Title: A ribosomal operon database and megablast settings for strain-level resolution of microbiomes

Author
item KERKHOF, LEE - Rutgers University
item ROTH, PIERCE - Dcs Corp
item DESHPANDE, SAMIR - Us Army, Ccdc Chemical Biological Center
item BERNHARDS, CORY - Us Army, Ccdc Chemical Biological Center
item LIEM, ALVIN - Dcs Corp
item HILL, JESSICA - Dcs Corp
item HAGGBLOM, MAX - Rutgers University
item WEBSTER, NICOLE - Australian Inst Of Marine Sciences
item IBIRONKE, OLUFUNMILOLA - Rutgers University
item MIRZOYAN, SEDA - Rutgers University
item Polashock, James
item SULLIVAN, RAYMOND - Joint Program Executive Office For Chemical, Biological, Radiological And Nuclear Defense

Submitted to: FEMS Microbes
Publication Type: Peer Reviewed Journal
Publication Acceptance Date: 1/14/2022
Publication Date: 1/27/2022
Citation: Kerkhof, L.J., Roth, P.A., Deshpande, S.V., Bernhards, C.R., Liem, A.T., Hill, J.M., Haggblom, M.M., Webster, N.S., Ibironke, O., Mirzoyan, S., Polashock, J.J., Sullivan, R.F. 2022. A ribosomal operon database and megablast settings for strain-level resolution of microbiomes. FEMS Microbes. https://doi.org/10.1093/femsmc/xtac002.
DOI: https://doi.org/10.1093/femsmc/xtac002

Interpretive Summary: Current methods to characterize communities of microorganisms in any environment, generally employ analysis of tiny pieces of DNA that are analyzed from the samples. Those tiny pieces of DNA are then compared to those in public databases in an effort to identify the microorganisms from which they originated. Although this method works for identification at the species level of taxonomy, it is inadequate for distinguishing differences between strains within a species. Identification of strain is very important as variation can determine organism function. For example, some strains of bacteria are completely harmless to healthy humans, while others in the same species can cause disease. In an effort to facilitate strain-level identification of microbes, we created a publicly available curated database based on much longer pieces of DNA than those found in other databases. We demonstrated that the database has strain-level resolution from environmental samples as well as simulated microbial communities. In addition, data can be obtained using portable equipment, thus allowing utility in the field. This database is expected to grow over time and will be extremely useful to research scientists, the medical community, and others that require rapid determination of microbial taxonomy to the strain level.

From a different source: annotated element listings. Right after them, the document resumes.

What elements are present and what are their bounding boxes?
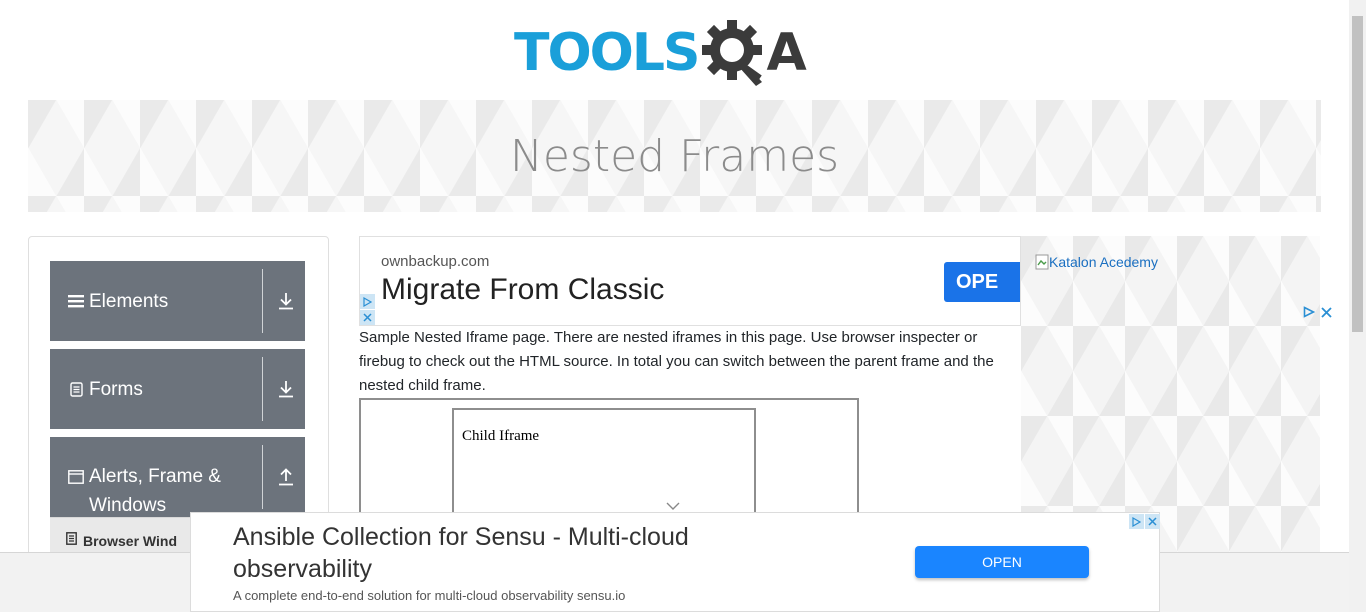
page-banner: Nested Frames: [28, 100, 1321, 212]
divider: [262, 357, 263, 421]
close-icon[interactable]: [360, 310, 375, 325]
download-icon[interactable]: [276, 291, 296, 311]
vertical-scrollbar[interactable]: [1349, 0, 1366, 612]
close-icon[interactable]: [1321, 305, 1332, 323]
sidebar-group-elements[interactable]: Elements: [50, 261, 305, 341]
top-ad[interactable]: ownbackup.com Migrate From Classic OPE: [359, 236, 1021, 326]
child-iframe[interactable]: Child Iframe: [452, 408, 756, 528]
ad-subtitle: A complete end-to-end solution for multi…: [233, 588, 626, 603]
logo-text-a: A: [766, 23, 806, 83]
ad-open-button[interactable]: OPE: [944, 262, 1020, 302]
sidebar-item-label: Browser Wind: [83, 533, 177, 549]
ad-domain: ownbackup.com: [381, 253, 490, 270]
sidebar-group-forms[interactable]: Forms: [50, 349, 305, 429]
download-icon[interactable]: [276, 379, 296, 399]
page: TOOLS A Nested Frames Elements Forms Ale…: [0, 0, 1366, 612]
divider: [262, 445, 263, 509]
toolsqa-logo[interactable]: TOOLS A: [514, 14, 807, 93]
child-iframe-text: Child Iframe: [462, 428, 540, 444]
divider: [262, 269, 263, 333]
broken-image[interactable]: Katalon Acedemy: [1035, 254, 1158, 275]
page-description: Sample Nested Iframe page. There are nes…: [359, 329, 994, 394]
close-icon[interactable]: [1145, 514, 1160, 529]
image-alt-text: Katalon Acedemy: [1049, 254, 1158, 270]
window-icon: [67, 468, 85, 486]
adchoices-icon[interactable]: [1303, 305, 1316, 323]
hamburger-icon: [67, 292, 85, 310]
logo-text-tools: TOOLS: [514, 23, 700, 83]
sidebar-group-label: Forms: [89, 378, 143, 400]
gear-magnifier-icon: [702, 14, 768, 93]
scrollbar-thumb[interactable]: [1352, 16, 1363, 332]
ad-open-button[interactable]: OPEN: [915, 546, 1089, 578]
sidebar-group-alerts-frame-windows[interactable]: Alerts, Frame & Windows: [50, 437, 305, 517]
bottom-ad[interactable]: Ansible Collection for Sensu - Multi-clo…: [190, 512, 1160, 612]
parent-iframe[interactable]: Child Iframe: [359, 398, 859, 528]
page-title: Nested Frames: [509, 130, 840, 182]
adchoices-icon[interactable]: [360, 294, 375, 309]
ad-title[interactable]: Ansible Collection for Sensu - Multi-clo…: [233, 521, 793, 585]
sidebar-group-label: Elements: [89, 290, 169, 312]
document-icon: [66, 532, 77, 550]
ad-title[interactable]: Migrate From Classic: [381, 273, 664, 307]
upload-icon[interactable]: [276, 467, 296, 487]
adchoices-icon[interactable]: [1129, 514, 1144, 529]
document-icon: [67, 380, 85, 398]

Technical Abstract: Current methods to characterize microbial communities generally employ sequencing of select variable regions of the 16S rRNA gene using short reads (< 500 bp) with high sequence accuracy (~ 99%), but affording only limited phylogenetic resolution. One solution is long-read sequencing which allows for the profiling of entire ribosomal operons [16S-ITS-23S rRNA genes] to characterize the microbiome. Unfortunately, the creation of rRNA operon databases has lagged as compared to the 16S, 23S, and ITS regions alone. Here, we describe an rRNA operon database with >300,000 entries, representing >10,000 prokaryotic species and ~150,000 strains. BLAST analysis parameters were identified for strain-level resolution using in silico mutated mock rRNA operon sequences (70–95% identity) from 4 bacterial phyla and 2 members of the Euryarchaeota. Performance testing on a Mac Mini took <0.5–37 seconds per read and strain-level resolution at > 73% identity for all mutated sequences. However, a typical MinION library contains ~50,000 reads and most settings were unmanageable for practical analysis in the field. Therefore, BLAST settings were optimized requiring < 3 secs per read with strain-level resolution for sequences with >84% identity. These settings were tested on sequence libraries generated from a diverse set of habitats: the human respiratory tract, farm/forest soils, and marine sponges (n= 1,322,818 reads). Most reads in this data set yielded best BLAST hits (95 ± 8%). However, only 38–82% of library reads were compatible with strain-level resolution, reflecting the dominance of human/biomedical associated prokaryotic entries in the database. Since the MinION and the Mac Mini are both portable, this study demonstrates the possibility of strain-level microbiome analysis in the field.